Policymakers can create a better system to achieve that end: enact legislation to stop providing patents for things that are not truly novel. Unfortunately, while Congress is seriously considering patent reform, the critical issue of patent quality, the underlying problem, has hardly been discussed. Republicans should be leading the effort to improve the quality of patents because a successful effort would lead to incredible innovation and economic growth.
For copyright and patent law alike, the traditional conservative position is to prefer less government intervention and less regulatory uncertainty, with a system that compensates rights holders and inventors but that does so for the constitutionally enumerated purpose of spurring innovation and content creation, not at the cost of inhibiting it.
Our policymakers have allowed the sweet taste of campaign contributions to overpower good governance and conservative principles. If we want to create millions of new jobs—and jobs that are better than those lost during the Great Recession—the way to do so is to unleash the full entrepreneurial potential of our society, and Republicans should in the vanguard of the effort at both the state and federal levels.

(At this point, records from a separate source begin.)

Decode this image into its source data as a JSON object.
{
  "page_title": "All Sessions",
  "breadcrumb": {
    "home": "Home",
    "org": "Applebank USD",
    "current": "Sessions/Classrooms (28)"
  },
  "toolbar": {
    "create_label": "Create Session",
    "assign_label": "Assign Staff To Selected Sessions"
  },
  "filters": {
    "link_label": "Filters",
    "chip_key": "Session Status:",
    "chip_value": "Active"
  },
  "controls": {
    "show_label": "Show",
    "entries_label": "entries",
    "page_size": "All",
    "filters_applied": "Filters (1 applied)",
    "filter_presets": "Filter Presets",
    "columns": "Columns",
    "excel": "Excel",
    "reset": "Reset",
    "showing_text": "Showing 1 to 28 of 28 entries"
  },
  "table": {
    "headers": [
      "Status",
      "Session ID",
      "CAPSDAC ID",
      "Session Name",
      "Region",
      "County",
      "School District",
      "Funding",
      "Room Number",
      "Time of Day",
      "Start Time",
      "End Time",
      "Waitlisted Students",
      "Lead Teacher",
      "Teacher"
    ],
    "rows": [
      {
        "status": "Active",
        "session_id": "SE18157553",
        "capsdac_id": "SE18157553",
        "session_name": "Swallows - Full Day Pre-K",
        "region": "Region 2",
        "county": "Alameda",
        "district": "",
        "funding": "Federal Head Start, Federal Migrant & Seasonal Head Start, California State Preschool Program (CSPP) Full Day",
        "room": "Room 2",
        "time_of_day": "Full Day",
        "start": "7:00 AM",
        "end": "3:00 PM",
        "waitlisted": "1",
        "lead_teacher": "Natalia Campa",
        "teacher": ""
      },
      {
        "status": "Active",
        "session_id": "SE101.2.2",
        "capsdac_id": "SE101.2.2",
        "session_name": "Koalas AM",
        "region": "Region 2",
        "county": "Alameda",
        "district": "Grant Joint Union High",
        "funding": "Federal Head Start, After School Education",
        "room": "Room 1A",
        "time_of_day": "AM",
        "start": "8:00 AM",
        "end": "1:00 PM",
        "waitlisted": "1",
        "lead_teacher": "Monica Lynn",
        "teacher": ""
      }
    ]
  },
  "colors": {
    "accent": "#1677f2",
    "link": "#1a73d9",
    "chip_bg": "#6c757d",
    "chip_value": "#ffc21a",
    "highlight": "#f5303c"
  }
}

Republican National Committee Chairman Reince Priebus has tried to rebrand the GOP as the party of “Growth and Opportunity.” But growth and opportunity come from innovation: we won’t grow our way out of our debt and deficit without exponential increases in innovation.
A Party of Innovation will know it has succeeded by looking at one simple metric: the return on investment (ROI) from research and development must be higher than the return on lobbying (ROL). When that’s true, companies will allocate their resources to innovate rather than legislate their way to growth.
Derek Khanna is a fellow with Yale Law School’s Information Society Project.